Unlocking the Free Radical Evolution for Directed Conversion of Furoic Acid to 2,5‐Furandicarboxylic Acid Over Lattice‐Distorted MnO x

Developing the efficient C─H bond activation carboxylation processes for furoic acid (FA) represents a critical technological challenge in achieving atom-economical synthesis of 2,5-furandicarboxylic acid (FDCA). Despite notable advancements in this field, the inherent contradiction between the high reactivity of furan rings and the chemical inertness of C─H bonds poses substantial technical bottleneck for achieving controllable C─H carboxylation under mild conditions.

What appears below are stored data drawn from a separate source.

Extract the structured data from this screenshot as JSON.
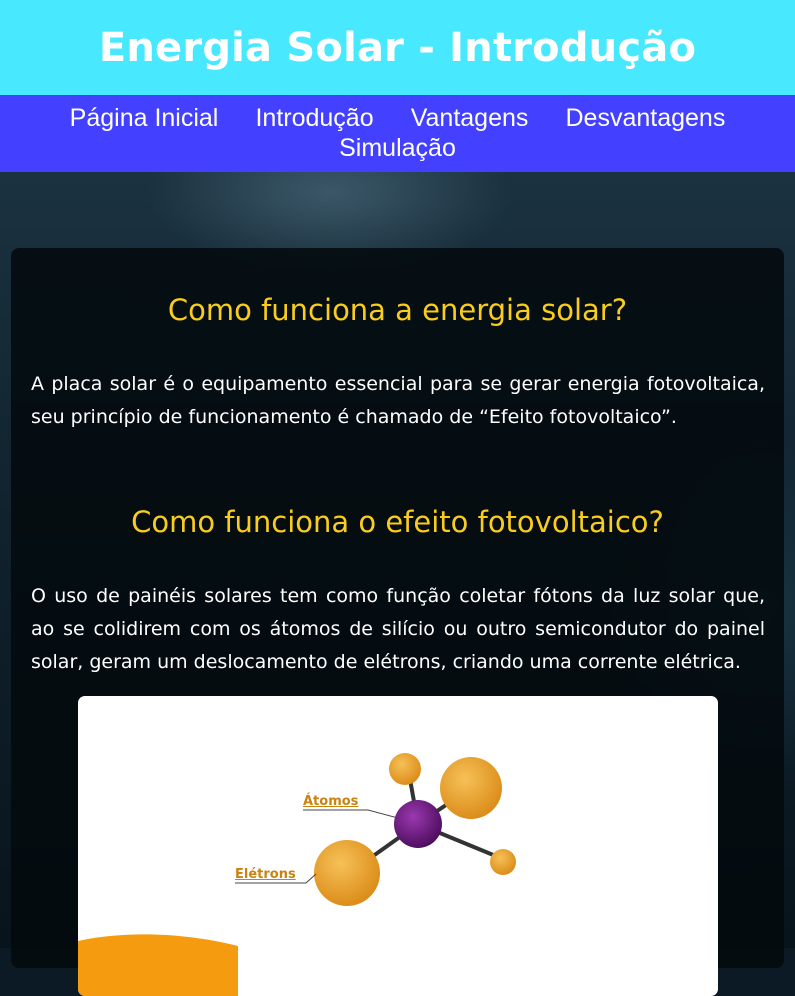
{
  "header": {
    "title": "Energia Solar - Introdução"
  },
  "nav": {
    "items": [
      {
        "label": "Página Inicial"
      },
      {
        "label": "Introdução"
      },
      {
        "label": "Vantagens"
      },
      {
        "label": "Desvantagens"
      },
      {
        "label": "Simulação"
      }
    ]
  },
  "main": {
    "section1": {
      "heading": "Como funciona a energia solar?",
      "text": "A placa solar é o equipamento essencial para se gerar energia fotovoltaica, seu princípio de funcionamento é chamado de “Efeito fotovoltaico”."
    },
    "section2": {
      "heading": "Como funciona o efeito fotovoltaico?",
      "text": "O uso de painéis solares tem como função coletar fótons da luz solar que, ao se colidirem com os átomos de silício ou outro semicondutor do painel solar, geram um deslocamento de elétrons, criando uma corrente elétrica."
    },
    "figure": {
      "label_atoms": "Átomos",
      "label_electrons": "Elétrons"
    }
  },
  "colors": {
    "header_bg": "#48e8ff",
    "nav_bg": "#4340ff",
    "heading": "#f9cc1d",
    "electron_orange": "#e6a02a",
    "atom_purple": "#6b1a80"
  }
}
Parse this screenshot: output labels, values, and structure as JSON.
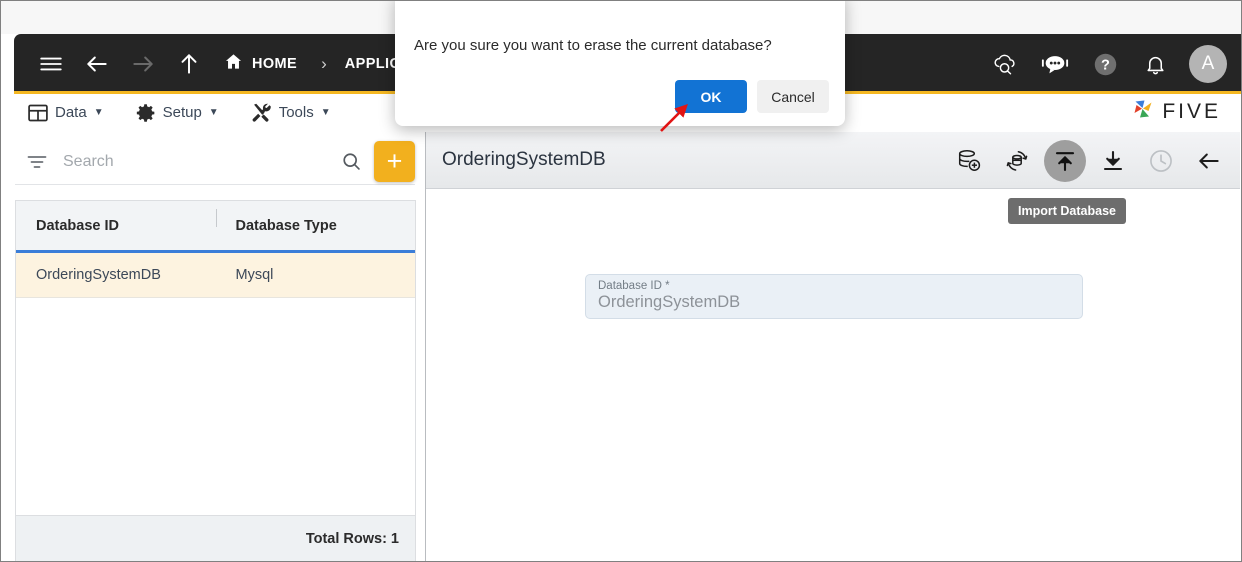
{
  "topbar": {
    "nav_buttons": [
      {
        "name": "menu-icon",
        "label": "Menu",
        "enabled": true
      },
      {
        "name": "back-icon",
        "label": "Back",
        "enabled": true
      },
      {
        "name": "forward-icon",
        "label": "Forward",
        "enabled": false
      },
      {
        "name": "up-icon",
        "label": "Up",
        "enabled": true
      }
    ],
    "breadcrumb": {
      "home_label": "HOME",
      "separator": "›",
      "items": [
        "APPLICATIO"
      ]
    },
    "right_icons": [
      {
        "name": "cloud-search-icon",
        "label": "Cloud Search"
      },
      {
        "name": "chat-bot-icon",
        "label": "Assistant"
      },
      {
        "name": "help-icon",
        "label": "Help"
      },
      {
        "name": "bell-icon",
        "label": "Notifications"
      }
    ],
    "avatar_initial": "A",
    "accent_color": "#f5b822",
    "bar_color": "#252525"
  },
  "menubar": {
    "items": [
      {
        "icon": "grid-icon",
        "label": "Data",
        "caret": "▼"
      },
      {
        "icon": "gear-icon",
        "label": "Setup",
        "caret": "▼"
      },
      {
        "icon": "tools-icon",
        "label": "Tools",
        "caret": "▼"
      }
    ],
    "logo_text": "FIVE"
  },
  "sidebar": {
    "search": {
      "placeholder": "Search",
      "value": "",
      "filter_icon": "filter-icon",
      "search_icon": "search-icon"
    },
    "add_button_label": "+",
    "grid": {
      "columns": [
        "Database ID",
        "Database Type"
      ],
      "rows": [
        {
          "database_id": "OrderingSystemDB",
          "database_type": "Mysql",
          "selected": true
        }
      ],
      "footer": "Total Rows: 1",
      "selected_row_color": "#fdf3e0",
      "header_underline_color": "#3b7dd8"
    }
  },
  "content": {
    "title": "OrderingSystemDB",
    "toolbar": [
      {
        "name": "add-database-icon",
        "label": "Add Database",
        "state": "normal"
      },
      {
        "name": "refresh-database-icon",
        "label": "Refresh Database",
        "state": "normal"
      },
      {
        "name": "import-database-icon",
        "label": "Import Database",
        "state": "active"
      },
      {
        "name": "export-database-icon",
        "label": "Export Database",
        "state": "normal"
      },
      {
        "name": "history-icon",
        "label": "History",
        "state": "disabled"
      },
      {
        "name": "back-arrow-icon",
        "label": "Back",
        "state": "normal"
      }
    ],
    "tooltip": "Import Database",
    "form": {
      "database_id": {
        "label": "Database ID *",
        "value": "OrderingSystemDB"
      }
    }
  },
  "dialog": {
    "message": "Are you sure you want to erase the current database?",
    "ok_label": "OK",
    "cancel_label": "Cancel",
    "ok_color": "#1273d4"
  },
  "annotation": {
    "arrow_color": "#e11414"
  }
}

Herein, we report a high lattice-distorted MnOx catalyst with surface trench-like structures, wherein the Mn^δ+-O_V-conjugated configurations and electron-rich Mn²⁺ cooperatively drive FA dehydrogenation and carbon radical reduction, inducing the free radical evolution process (FA→carbon-centered FA radical→FA carbanion), then coupled with solvent-polarized CO₂ to accelerate the carboxylation process. This approach achieved an FDCA selectivity of 95.82% under mild reaction conditions (≤390 K), providing novel insights into mild activation and conversion of biomass-derived inert chemical bonds.